No New Trial, Despite Prosecutor-Judge Affair

(CN) - A love affair between the prosecutor and judge in a capital murder case doesn't entitle the convicted defendant to a new trial, the Texas Court of Criminal Appeals ruled.

In a 6-3 decision, the state's highest criminal court ruled that Charles D. Hood, who was sentenced to death for a 1989 murder and robbery, waited too long to raise the argument that the relationship tainted his 1990 trial.

Hood said the affair between Collin County Judge Verla Sue Holland and prosecutor Thomas S. O'Connell Jr. was "common knowledge" at the time of trial.

Hood's lawyers later confirmed the relationship by compelling Holland and O'Connell to give depositions under oath. Both have since retired.

The appeals court overturned the ruling of a district court judge, who said the liaison stripped Hood of a fair trial.
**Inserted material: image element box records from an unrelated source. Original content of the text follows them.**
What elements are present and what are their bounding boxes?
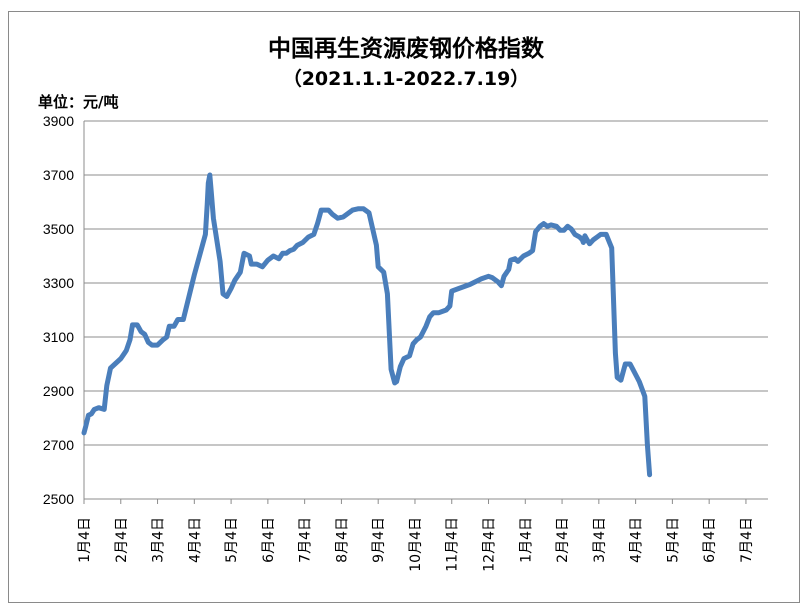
x-tick-label: 1月4日 (518, 517, 534, 563)
y-tick-label: 3900 (43, 113, 74, 129)
unit-label: 单位：元/吨 (38, 93, 119, 111)
x-tick-label: 10月4日 (408, 517, 424, 572)
x-tick-label: 3月4日 (151, 517, 167, 563)
y-tick-label: 3100 (43, 329, 74, 345)
y-tick-label: 2500 (43, 491, 74, 507)
x-tick-label: 2月4日 (114, 517, 130, 563)
x-tick-label: 4月4日 (187, 517, 203, 563)
x-tick-label: 7月4日 (739, 517, 755, 563)
x-tick-label: 11月4日 (445, 517, 461, 572)
y-tick-label: 3500 (43, 221, 74, 237)
y-tick-label: 3700 (43, 167, 74, 183)
x-tick-label: 7月4日 (298, 517, 314, 563)
x-tick-label: 6月4日 (702, 517, 718, 563)
chart-subtitle: （2021.1.1-2022.7.19） (282, 68, 530, 90)
x-tick-label: 9月4日 (371, 517, 387, 563)
x-tick-label: 4月4日 (629, 517, 645, 563)
y-tick-label: 2900 (43, 383, 74, 399)
series-line (81, 172, 653, 478)
x-tick-label: 5月4日 (665, 517, 681, 563)
x-tick-label: 3月4日 (592, 517, 608, 563)
x-tick-label: 1月4日 (77, 517, 93, 563)
x-tick-label: 12月4日 (482, 517, 498, 572)
x-tick-label: 6月4日 (261, 517, 277, 563)
chart-title: 中国再生资源废钢价格指数 (268, 36, 544, 62)
chart-frame (8, 11, 800, 603)
y-tick-label: 2700 (43, 437, 74, 453)
x-tick-label: 8月4日 (334, 517, 350, 563)
x-tick-label: 5月4日 (224, 517, 240, 563)
x-tick-label: 2月4日 (555, 517, 571, 563)
y-tick-label: 3300 (43, 275, 74, 291)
But the criminal appeals court sidestepped that aspect of the case, instead ruling that Hood should have raised the argument in earlier appeals.

In a terse dissent, Judge Cochran noted that Hood tried to raise the argument earlier, but was unable to prove the rumors true until the September 2008 depositions.

"Rumors and gossip, no matter how widespread, how detailed, or how extravagant, are not facts," Cochran wrote.

Hood did his best to expose the affair, Cochran said, but the canoodling pair "took deliberate measures to ensure that the affair would remain secret."

Because of this due diligence on Hood's part, the judge argued, the state can't use his delayed argument as the basis for denying a new trial.